Used by governments worldwide to spy on rival politicians, foreign powers, journalists, lawyers, and business figures, NSO Group’s Pegasus malware has gotten significant media attention since its existence was revealed earlier this year by activists. While the Israeli firm has found itself maligned by the press and blacklisted by Washington, similar snooping software is reportedly still active and going unnoticed, as highlighted in a report published on Wednesday by cybersecurity company Zimperium.

The article examines the PhoneSpy software, which is aimed at South Korean Android users. According to Zimperium, “PhoneSpy hides in plain sight, disguising itself as a regular application with purposes ranging from learning Yoga to watching TV and videos, or browsing photos.” These apps aren’t found on the Android app store, meaning users had to download them directly, likely by clicking malicious links or through “social engineering.”

Once installed, PhoneSpy gives snoops access to virtually every function of the target’s smartphone. Cameras and microphones can be remotely activated, call logs and messages retrieved, GPS coordinates tracked, and web traffic monitored.

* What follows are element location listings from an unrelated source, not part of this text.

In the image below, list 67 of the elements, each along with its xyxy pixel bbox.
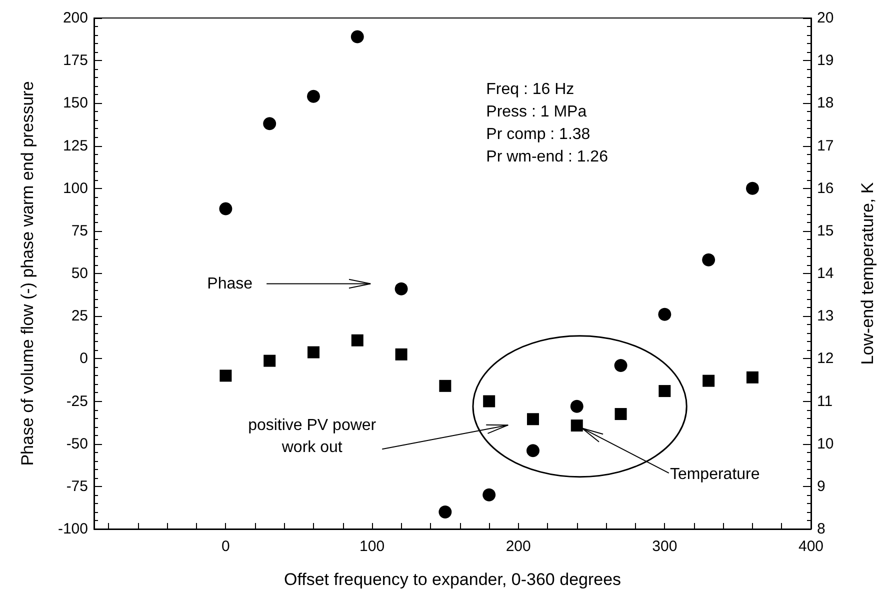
point	[526, 444, 540, 458]
x-tick-label: 100	[360, 538, 385, 555]
y-tick-label: -25	[66, 392, 88, 410]
point	[395, 348, 408, 360]
y-tick-label: -50	[66, 435, 88, 452]
point	[264, 354, 276, 367]
point	[614, 408, 627, 420]
y2-tick-label: 10	[817, 435, 834, 452]
y2-tick-label: 20	[817, 10, 834, 26]
point	[526, 413, 539, 426]
point	[438, 505, 452, 518]
y-tick-label: 75	[71, 222, 88, 240]
point	[394, 282, 408, 296]
annotation: Temperature	[670, 466, 760, 484]
annotation: Pr comp : 1.38	[486, 126, 590, 143]
annotation: Pr wm-end : 1.26	[486, 148, 608, 166]
y2-axis-title: Low-end temperature, K	[858, 182, 877, 365]
y2-tick-label: 11	[817, 392, 833, 410]
y-axis-title: Phase of volume flow (-) phase warm end pressure	[18, 81, 37, 466]
point	[614, 358, 628, 372]
x-tick-label: 200	[506, 538, 531, 555]
y-tick-label: 100	[62, 180, 88, 197]
annotation: Phase	[207, 276, 253, 293]
y-tick-label: 125	[62, 137, 88, 154]
y2-tick-label: 19	[817, 52, 834, 70]
point	[307, 90, 320, 103]
point	[482, 488, 496, 502]
y2-tick-label: 8	[817, 520, 826, 538]
point	[702, 374, 715, 387]
y2-tick-label: 9	[817, 478, 826, 495]
point	[658, 385, 671, 398]
y2-tick-label: 18	[817, 94, 834, 112]
y2-tick-label: 16	[817, 180, 834, 197]
y2-tick-label: 17	[817, 137, 834, 154]
y-tick-label: 175	[62, 52, 88, 70]
point	[702, 253, 716, 266]
y2-tick-label: 15	[817, 222, 834, 240]
y-tick-label: -75	[66, 478, 88, 495]
x-tick-label: 300	[652, 538, 678, 555]
y2-tick-label: 14	[817, 265, 834, 282]
y-tick-label: -100	[58, 520, 88, 538]
x-tick-label: 0	[222, 538, 230, 555]
x-axis-title: Offset frequency to expander, 0-360 degrees	[284, 570, 622, 589]
point	[263, 117, 276, 130]
point	[220, 370, 232, 382]
point	[658, 308, 672, 321]
y2-tick-label: 13	[817, 308, 834, 325]
point	[439, 380, 452, 392]
point	[483, 395, 496, 408]
y-tick-label: 25	[71, 308, 88, 325]
point	[351, 334, 364, 346]
y-tick-label: 50	[71, 265, 88, 282]
y2-tick-label: 12	[817, 350, 834, 368]
annotation: Press : 1 MPa	[486, 103, 587, 120]
y-tick-label: 150	[62, 94, 88, 112]
point	[570, 400, 584, 413]
point	[219, 202, 232, 216]
y-tick-label: 0	[80, 350, 88, 368]
y-tick-label: 200	[62, 10, 88, 26]
annotation: positive PV power work out	[248, 417, 377, 456]
x-tick-label: 400	[798, 538, 824, 555]
point	[307, 346, 320, 358]
point	[570, 420, 583, 432]
point	[350, 30, 364, 44]
point	[746, 371, 758, 384]
annotation: Freq : 16 Hz	[486, 80, 574, 98]
point	[746, 182, 759, 195]
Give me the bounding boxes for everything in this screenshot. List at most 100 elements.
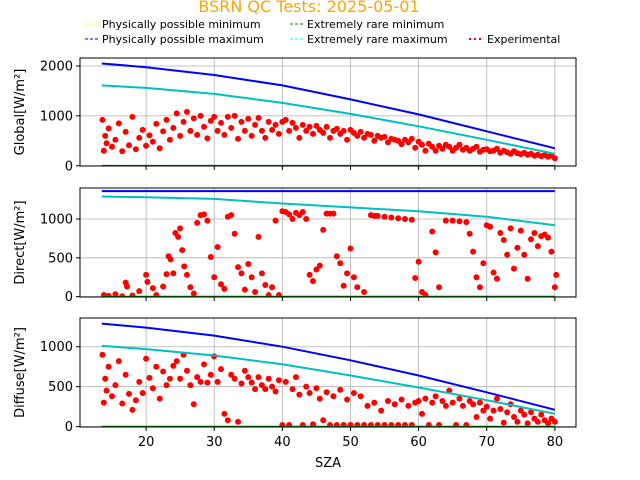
data-point-diffuse bbox=[296, 391, 303, 398]
axes-frame-direct bbox=[79, 187, 577, 298]
x-tick-label: 80 bbox=[547, 435, 564, 450]
data-point-direct bbox=[473, 274, 480, 281]
data-point-direct bbox=[177, 225, 184, 232]
data-point-direct bbox=[470, 248, 477, 255]
data-point-global bbox=[367, 131, 374, 138]
data-point-direct bbox=[160, 283, 167, 290]
data-point-diffuse bbox=[109, 393, 116, 400]
data-point-diffuse bbox=[272, 388, 279, 395]
data-point-global bbox=[340, 127, 347, 134]
data-point-diffuse bbox=[408, 422, 415, 427]
y-axis-label-global: Global[W/m²] bbox=[13, 69, 28, 156]
data-point-global bbox=[354, 132, 361, 139]
data-point-direct bbox=[545, 234, 552, 241]
y-tick-label: 500 bbox=[48, 380, 73, 395]
data-point-diffuse bbox=[545, 420, 552, 427]
data-point-diffuse bbox=[221, 410, 228, 417]
data-point-diffuse bbox=[112, 382, 119, 389]
data-point-diffuse bbox=[207, 371, 214, 378]
data-point-direct bbox=[153, 292, 160, 297]
data-point-global bbox=[248, 132, 255, 139]
data-point-diffuse bbox=[453, 422, 460, 427]
data-point-diffuse bbox=[282, 378, 289, 385]
data-point-diffuse bbox=[245, 374, 252, 381]
data-point-diffuse bbox=[100, 399, 107, 406]
data-point-direct bbox=[289, 216, 296, 223]
data-point-diffuse bbox=[115, 358, 122, 365]
data-point-diffuse bbox=[99, 351, 106, 358]
data-point-direct bbox=[228, 212, 235, 219]
data-point-diffuse bbox=[534, 418, 541, 425]
data-point-direct bbox=[269, 284, 276, 291]
data-point-diffuse bbox=[241, 367, 248, 374]
data-point-direct bbox=[415, 258, 422, 265]
data-point-diffuse bbox=[517, 407, 524, 414]
data-point-direct bbox=[493, 275, 500, 282]
data-point-direct bbox=[100, 292, 107, 297]
data-point-global bbox=[255, 114, 262, 121]
data-point-diffuse bbox=[514, 418, 521, 425]
axes-frame-global bbox=[79, 57, 577, 167]
data-point-global bbox=[112, 136, 119, 143]
data-point-global bbox=[323, 123, 330, 130]
data-point-global bbox=[258, 127, 265, 134]
panel-diffuse: 0 500 1000 20 30 40 50 60 70 80 Diffuse[W/m²] bbox=[13, 317, 577, 450]
data-point-global bbox=[153, 120, 160, 127]
data-point-diffuse bbox=[538, 411, 545, 418]
data-point-direct bbox=[524, 275, 531, 282]
data-point-direct bbox=[183, 271, 190, 278]
data-point-diffuse bbox=[497, 406, 504, 413]
data-point-direct bbox=[235, 264, 242, 271]
data-point-direct bbox=[313, 266, 320, 273]
data-point-global bbox=[320, 129, 327, 136]
data-point-diffuse bbox=[528, 409, 535, 416]
data-point-global bbox=[119, 148, 126, 155]
data-point-direct bbox=[194, 219, 201, 226]
data-point-direct bbox=[534, 243, 541, 250]
data-point-direct bbox=[248, 274, 255, 281]
data-point-global bbox=[262, 134, 269, 141]
data-point-diffuse bbox=[504, 409, 511, 416]
data-point-direct bbox=[252, 288, 259, 295]
data-point-global bbox=[303, 127, 310, 134]
data-point-diffuse bbox=[166, 375, 173, 382]
data-point-direct bbox=[490, 269, 497, 276]
data-point-direct bbox=[551, 284, 558, 291]
data-point-direct bbox=[528, 236, 535, 243]
data-point-global bbox=[146, 132, 153, 139]
y-tick-label: 500 bbox=[48, 251, 73, 266]
data-point-diffuse bbox=[316, 395, 323, 402]
data-point-global bbox=[187, 127, 194, 134]
legend-entry-experimental: Experimental bbox=[469, 33, 560, 46]
data-point-global bbox=[306, 123, 313, 130]
y-tick-label: 2000 bbox=[40, 59, 73, 74]
data-point-direct bbox=[238, 270, 245, 277]
y-axis-label-direct: Direct[W/m²] bbox=[13, 200, 28, 284]
data-point-diffuse bbox=[327, 422, 334, 427]
data-point-direct bbox=[262, 281, 269, 288]
data-point-direct bbox=[265, 292, 272, 297]
data-point-diffuse bbox=[255, 374, 262, 381]
data-point-direct bbox=[388, 214, 395, 221]
data-point-diffuse bbox=[381, 422, 388, 427]
data-point-global bbox=[204, 135, 211, 142]
data-point-direct bbox=[136, 288, 143, 295]
data-point-direct bbox=[170, 270, 177, 277]
data-point-direct bbox=[429, 228, 436, 235]
legend-label-rare-max: Extremely rare maximum bbox=[307, 33, 448, 46]
data-point-direct bbox=[553, 271, 560, 278]
data-point-diffuse bbox=[493, 395, 500, 402]
data-point-diffuse bbox=[551, 418, 558, 425]
data-point-diffuse bbox=[252, 386, 259, 393]
x-tick-label: 50 bbox=[342, 435, 359, 450]
data-point-global bbox=[180, 118, 187, 125]
data-point-global bbox=[299, 121, 306, 128]
data-point-global bbox=[357, 128, 364, 135]
y-tick-label: 0 bbox=[65, 420, 73, 435]
legend-label-rare-min: Extremely rare minimum bbox=[307, 18, 444, 31]
data-point-global bbox=[211, 113, 218, 120]
data-point-direct bbox=[442, 217, 449, 224]
data-point-direct bbox=[143, 271, 150, 278]
data-point-global bbox=[103, 140, 110, 147]
data-point-global bbox=[408, 135, 415, 142]
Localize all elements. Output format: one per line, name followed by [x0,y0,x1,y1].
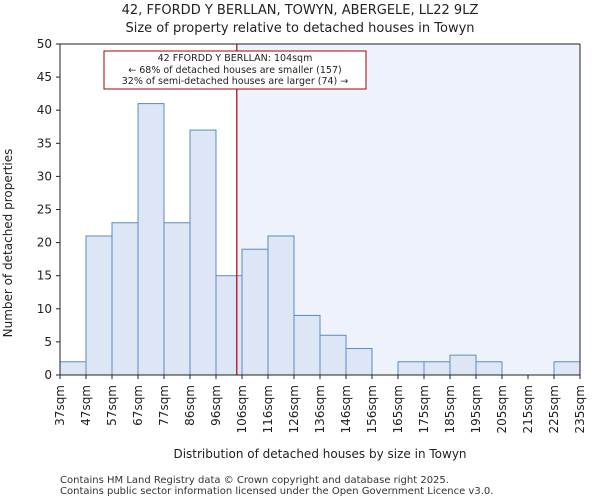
bar-175sqm [423,361,451,376]
bar-136sqm [319,334,347,376]
x-tick-label: 116sqm [261,385,275,433]
footer-line-1: Contains HM Land Registry data © Crown c… [60,475,449,486]
bar-57sqm [111,222,139,376]
x-tick-label: 175sqm [417,385,431,433]
bar-96sqm [215,275,243,376]
x-tick-label: 47sqm [79,385,93,426]
bar-185sqm [449,354,477,376]
y-tick-label: 20 [37,236,52,250]
bar-67sqm [137,103,165,376]
x-axis-label: Distribution of detached houses by size … [173,447,466,461]
x-tick-label: 67sqm [131,385,145,426]
y-tick-label: 15 [37,269,52,283]
annotation-line-1: 42 FFORDD Y BERLLAN: 104sqm [158,53,313,64]
x-tick-label: 195sqm [469,385,483,433]
bar-116sqm [267,235,295,376]
x-tick-label: 215sqm [521,385,535,433]
x-tick-label: 225sqm [547,385,561,433]
annotation-line-3: 32% of semi-detached houses are larger (… [122,76,349,87]
y-ticks: 0 5 10 15 20 25 30 35 40 45 50 [37,37,60,382]
bar-77sqm [163,222,191,376]
x-tick-label: 77sqm [157,385,171,426]
bar-106sqm [241,248,269,376]
y-tick-label: 30 [37,169,52,183]
x-tick-label: 165sqm [391,385,405,433]
x-tick-label: 57sqm [105,385,119,426]
y-tick-label: 0 [44,368,52,382]
chart-subtitle: Size of property relative to detached ho… [125,21,474,36]
bar-47sqm [85,235,113,376]
y-tick-label: 10 [37,302,52,316]
x-tick-label: 205sqm [495,385,509,433]
bar-195sqm [475,361,503,376]
x-tick-label: 156sqm [365,385,379,433]
y-tick-label: 40 [37,103,52,117]
chart-title: 42, FFORDD Y BERLLAN, TOWYN, ABERGELE, L… [122,3,479,18]
annotation-border [103,50,367,90]
y-tick-label: 35 [37,136,52,150]
bar-126sqm [293,314,321,376]
bar-37sqm [59,361,87,376]
y-tick-label: 25 [37,203,52,217]
annotation-line-2: ← 68% of detached houses are smaller (15… [128,65,341,76]
x-tick-label: 37sqm [53,385,67,426]
bar-86sqm [189,129,217,376]
y-tick-label: 50 [37,37,52,51]
annotation-box: 42 FFORDD Y BERLLAN: 104sqm ← 68% of det… [103,50,367,90]
bar-225sqm [553,361,581,376]
x-tick-label: 96sqm [209,385,223,426]
x-tick-label: 126sqm [287,385,301,433]
y-tick-label: 5 [44,335,52,349]
footer-line-2: Contains public sector information licen… [60,486,493,497]
y-tick-label: 45 [37,70,52,84]
y-axis-label: Number of detached properties [1,149,15,338]
x-tick-label: 185sqm [443,385,457,433]
bar-146sqm [345,348,373,376]
bar-165sqm [397,361,425,376]
x-tick-label: 146sqm [339,385,353,433]
bars-group [59,103,581,376]
x-tick-label: 106sqm [235,385,249,433]
x-tick-label: 235sqm [573,385,587,433]
x-tick-label: 86sqm [183,385,197,426]
x-tick-label: 136sqm [313,385,327,433]
x-ticks: 37sqm 47sqm 57sqm 67sqm 77sqm 86sqm 96sqm 106sq… [53,375,587,433]
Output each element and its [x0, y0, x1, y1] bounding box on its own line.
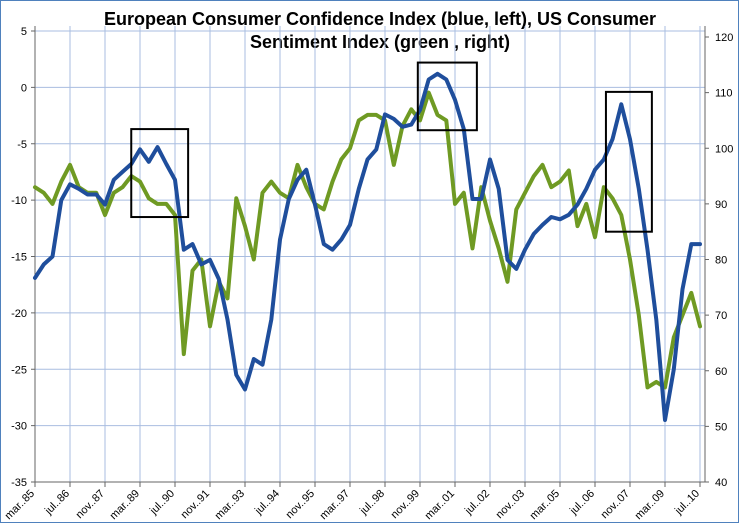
x-tick-label: mar..85 [3, 488, 37, 522]
x-tick-label: nov..07 [599, 488, 632, 521]
right-tick-label: 50 [715, 421, 727, 433]
left-tick-label: -20 [11, 308, 27, 320]
x-tick-label: mar..93 [213, 488, 247, 522]
x-tick-label: nov..91 [179, 488, 212, 521]
right-tick-label: 100 [715, 143, 733, 155]
right-tick-label: 70 [715, 310, 727, 322]
series-line-europe [33, 71, 702, 422]
x-tick-label: jul..90 [147, 488, 177, 518]
right-tick-label: 80 [715, 255, 727, 267]
left-tick-label: 0 [21, 82, 27, 94]
highlight-box [604, 90, 653, 233]
x-tick-label: jul..98 [357, 488, 387, 518]
x-tick-label: nov..87 [74, 488, 107, 521]
left-tick-label: 5 [21, 26, 27, 38]
left-tick-label: -25 [11, 364, 27, 376]
left-tick-label: -35 [11, 477, 27, 489]
highlight-box [130, 128, 190, 219]
x-tick-label: nov..03 [494, 488, 527, 521]
left-tick-label: -30 [11, 421, 27, 433]
x-tick-label: nov..95 [284, 488, 317, 521]
x-tick-label: jul..94 [252, 488, 282, 518]
left-tick-label: -10 [11, 195, 27, 207]
right-tick-label: 40 [715, 477, 727, 489]
x-tick-label: mar..89 [108, 488, 142, 522]
x-tick-label: jul..86 [42, 488, 72, 518]
left-tick-label: -15 [11, 252, 27, 264]
right-tick-label: 120 [715, 32, 733, 44]
x-tick-label: jul..06 [567, 488, 597, 518]
right-tick-label: 60 [715, 366, 727, 378]
x-tick-label: mar..97 [318, 488, 352, 522]
x-tick-label: nov..99 [389, 488, 422, 521]
highlight-box [416, 61, 478, 132]
x-tick-label: jul..10 [672, 488, 702, 518]
x-tick-label: jul..02 [462, 488, 492, 518]
right-tick-label: 90 [715, 199, 727, 211]
right-tick-label: 110 [715, 88, 733, 100]
x-tick-label: mar..01 [423, 488, 457, 522]
left-tick-label: -5 [17, 139, 27, 151]
x-tick-label: mar..05 [528, 488, 562, 522]
series-line-us [33, 90, 702, 390]
x-tick-label: mar..09 [633, 488, 667, 522]
chart-title-line-1: European Consumer Confidence Index (blue… [103, 9, 657, 29]
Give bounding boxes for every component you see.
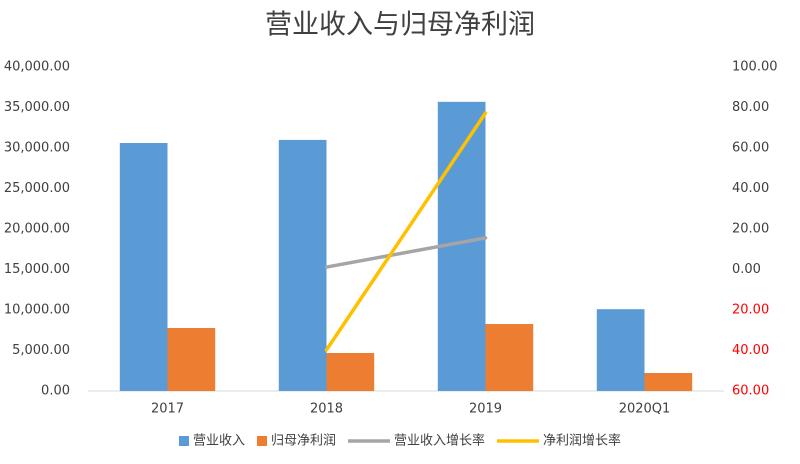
y-tick-label: 5,000.00 <box>12 343 70 358</box>
x-tick-label: 2020Q1 <box>619 402 671 417</box>
bar <box>326 353 375 391</box>
chart-title: 营业收入与归母净利润 <box>265 10 535 41</box>
bar <box>596 309 645 391</box>
legend-label: 归母净利润 <box>271 434 336 449</box>
x-tick-label: 2019 <box>469 402 502 417</box>
y-tick-label: 35,000.00 <box>4 100 70 115</box>
bar <box>485 324 534 391</box>
legend-label: 净利润增长率 <box>543 433 621 449</box>
y-tick-label: 0.00 <box>41 384 70 399</box>
y-tick-label: 30,000.00 <box>4 141 70 156</box>
x-tick-label: 2018 <box>310 402 343 417</box>
y2-tick-label: 60.00 <box>732 384 769 399</box>
y-tick-label: 10,000.00 <box>4 303 70 318</box>
y-tick-label: 25,000.00 <box>4 181 70 196</box>
bar <box>119 143 168 391</box>
bar <box>167 327 216 391</box>
legend-swatch <box>178 436 189 446</box>
y2-tick-label: 60.00 <box>732 141 769 156</box>
y-tick-label: 15,000.00 <box>4 262 70 277</box>
y2-tick-label: 20.00 <box>732 222 769 237</box>
y2-tick-label: 80.00 <box>732 100 769 115</box>
y2-tick-label: 20.00 <box>732 303 769 318</box>
y-tick-label: 20,000.00 <box>4 222 70 237</box>
bar <box>278 139 327 391</box>
y2-tick-label: 40.00 <box>732 343 769 358</box>
x-tick-label: 2017 <box>151 402 184 417</box>
legend-label: 营业收入 <box>193 434 245 449</box>
legend-swatch <box>256 436 267 446</box>
y2-tick-label: 100.00 <box>732 60 778 75</box>
y2-tick-label: 40.00 <box>732 181 769 196</box>
line <box>324 236 488 269</box>
line <box>324 111 488 352</box>
legend-label: 营业收入增长率 <box>394 433 485 449</box>
bar <box>644 373 693 391</box>
y-tick-label: 40,000.00 <box>4 60 70 75</box>
y2-tick-label: 0.00 <box>732 262 761 277</box>
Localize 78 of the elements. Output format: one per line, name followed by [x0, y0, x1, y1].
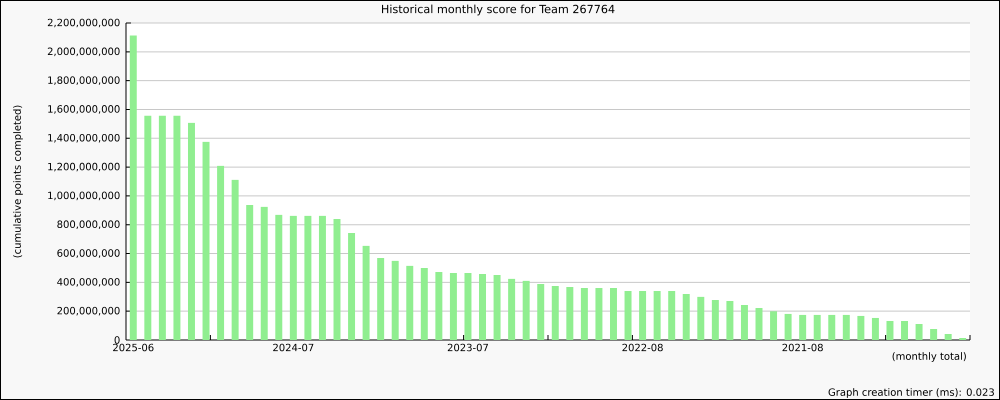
bar — [508, 278, 516, 340]
bar — [654, 291, 661, 340]
bar — [537, 284, 544, 340]
bar — [435, 272, 442, 340]
bar — [624, 291, 632, 340]
bar — [740, 304, 748, 340]
bar — [290, 216, 297, 340]
bar — [392, 260, 399, 340]
bar — [158, 116, 166, 340]
x-tick-label: 2022-08 — [622, 344, 663, 352]
x-tick-label: 2021-08 — [782, 344, 823, 352]
bar — [944, 334, 952, 340]
bar — [246, 204, 254, 340]
bar — [232, 180, 239, 340]
bar — [406, 266, 414, 340]
bar — [886, 320, 894, 340]
bar — [682, 294, 690, 340]
bar — [275, 214, 282, 340]
bar — [188, 122, 195, 340]
bar — [930, 329, 938, 340]
y-tick-label: 1,800,000,000 — [48, 76, 120, 85]
bar — [304, 216, 312, 340]
bar — [202, 142, 210, 340]
bar — [814, 314, 821, 340]
chart-title: Historical monthly score for Team 267764 — [382, 4, 614, 16]
bar — [362, 246, 370, 340]
bar — [610, 288, 617, 340]
bar — [580, 288, 588, 340]
y-tick-label: 1,200,000,000 — [48, 162, 120, 172]
text: Graph creation timer (ms): 0.023 — [828, 388, 994, 398]
y-tick-label: 1,400,000,000 — [48, 134, 120, 143]
bar — [494, 275, 501, 340]
bar — [420, 268, 428, 340]
bar — [348, 232, 356, 340]
bar — [130, 36, 137, 340]
y-tick-label: 800,000,000 — [57, 220, 120, 230]
bar — [450, 273, 457, 340]
bar — [784, 314, 792, 340]
bar — [217, 166, 224, 340]
bar — [828, 314, 836, 340]
x-axis-title: (monthly total) — [892, 352, 966, 362]
bar — [260, 206, 268, 340]
y-axis-title: (cumulative points completed) — [13, 106, 23, 258]
bar — [334, 218, 340, 340]
y-tick-label: 400,000,000 — [57, 278, 120, 287]
y-tick-label: 0 — [114, 336, 120, 344]
y-tick-label: 2,200,000,000 — [48, 18, 120, 28]
bar — [857, 316, 864, 340]
bar — [144, 116, 152, 340]
y-tick-label: 1,600,000,000 — [48, 105, 120, 114]
bar — [799, 314, 806, 340]
bar — [639, 291, 646, 340]
bar — [726, 300, 734, 340]
bar — [697, 296, 704, 340]
bar — [872, 318, 879, 340]
bar — [173, 116, 180, 340]
x-tick-label: 2024-07 — [273, 344, 314, 352]
bar — [756, 308, 762, 340]
bar — [668, 291, 676, 340]
x-tick-label: 2025-06 — [113, 344, 154, 352]
bar — [595, 288, 602, 340]
y-tick-label: 200,000,000 — [57, 306, 120, 316]
bar — [770, 311, 778, 340]
y-tick-label: 1,000,000,000 — [48, 192, 120, 200]
bar — [842, 314, 850, 340]
x-tick-label: 2023-07 — [448, 344, 488, 352]
bar — [377, 258, 384, 340]
bar — [479, 274, 486, 340]
bar — [712, 300, 719, 340]
bar — [318, 216, 326, 340]
bar — [464, 273, 472, 340]
bar — [566, 286, 574, 340]
bar — [552, 286, 559, 340]
bar — [901, 320, 908, 340]
y-tick-label: 2,000,000,000 — [48, 48, 120, 56]
bar — [522, 280, 530, 340]
bar — [916, 324, 923, 340]
y-tick-label: 600,000,000 — [57, 249, 120, 258]
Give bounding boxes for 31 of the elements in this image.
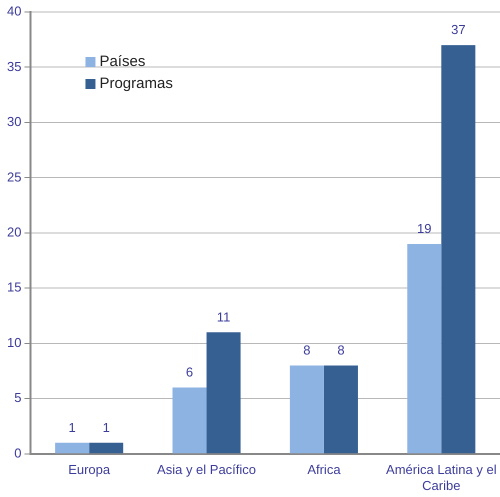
x-tick-label: América Latina y el Caribe (386, 462, 497, 493)
data-label: 11 (216, 309, 230, 324)
data-label: 8 (303, 342, 311, 358)
y-tick-label: 5 (14, 390, 22, 406)
data-label: 1 (68, 420, 76, 435)
y-tick-label: 35 (6, 58, 22, 74)
x-tick-label: Africa (307, 462, 342, 478)
bar (441, 45, 476, 454)
data-label: 19 (417, 221, 432, 236)
x-tick-label: Asia y el Pacífico (157, 462, 256, 478)
bar (206, 332, 241, 454)
x-tick-label: Europa (68, 462, 111, 478)
data-label: 1 (102, 420, 110, 435)
data-label: 37 (451, 22, 466, 38)
legend-label: Países (99, 53, 146, 70)
data-label: 8 (337, 342, 345, 358)
y-tick-label: 40 (6, 4, 22, 19)
y-tick-label: 15 (6, 280, 22, 295)
data-label: 6 (186, 364, 194, 380)
y-tick-label: 20 (6, 224, 22, 240)
bar (172, 388, 207, 454)
y-tick-label: 10 (6, 334, 22, 350)
bar (89, 442, 124, 454)
bar (324, 365, 358, 454)
y-tick-label: 25 (6, 169, 22, 184)
y-tick-label: 30 (6, 114, 22, 130)
bar (55, 442, 90, 454)
bar (290, 365, 324, 454)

Zimperium’s report did not identify who was actually using PhoneSpy to surveil targeted phones, but it said that “thousands of South Korean victims have fallen prey to the spyware campaign.” As the fake apps were all South Korean, the spying operation is believed to be limited to that country.

PhoneSpy is one of several Pegasus-like programs currently suspected of being in operation. When the US added NSO Group to its trade blacklist earlier this month, it also added Russian firm Positive Technologies and Singapore’s Computer Security Initiative Consultancy, claiming that both trafficked in “cyber tools” used to gain “unauthorized access to computer systems.”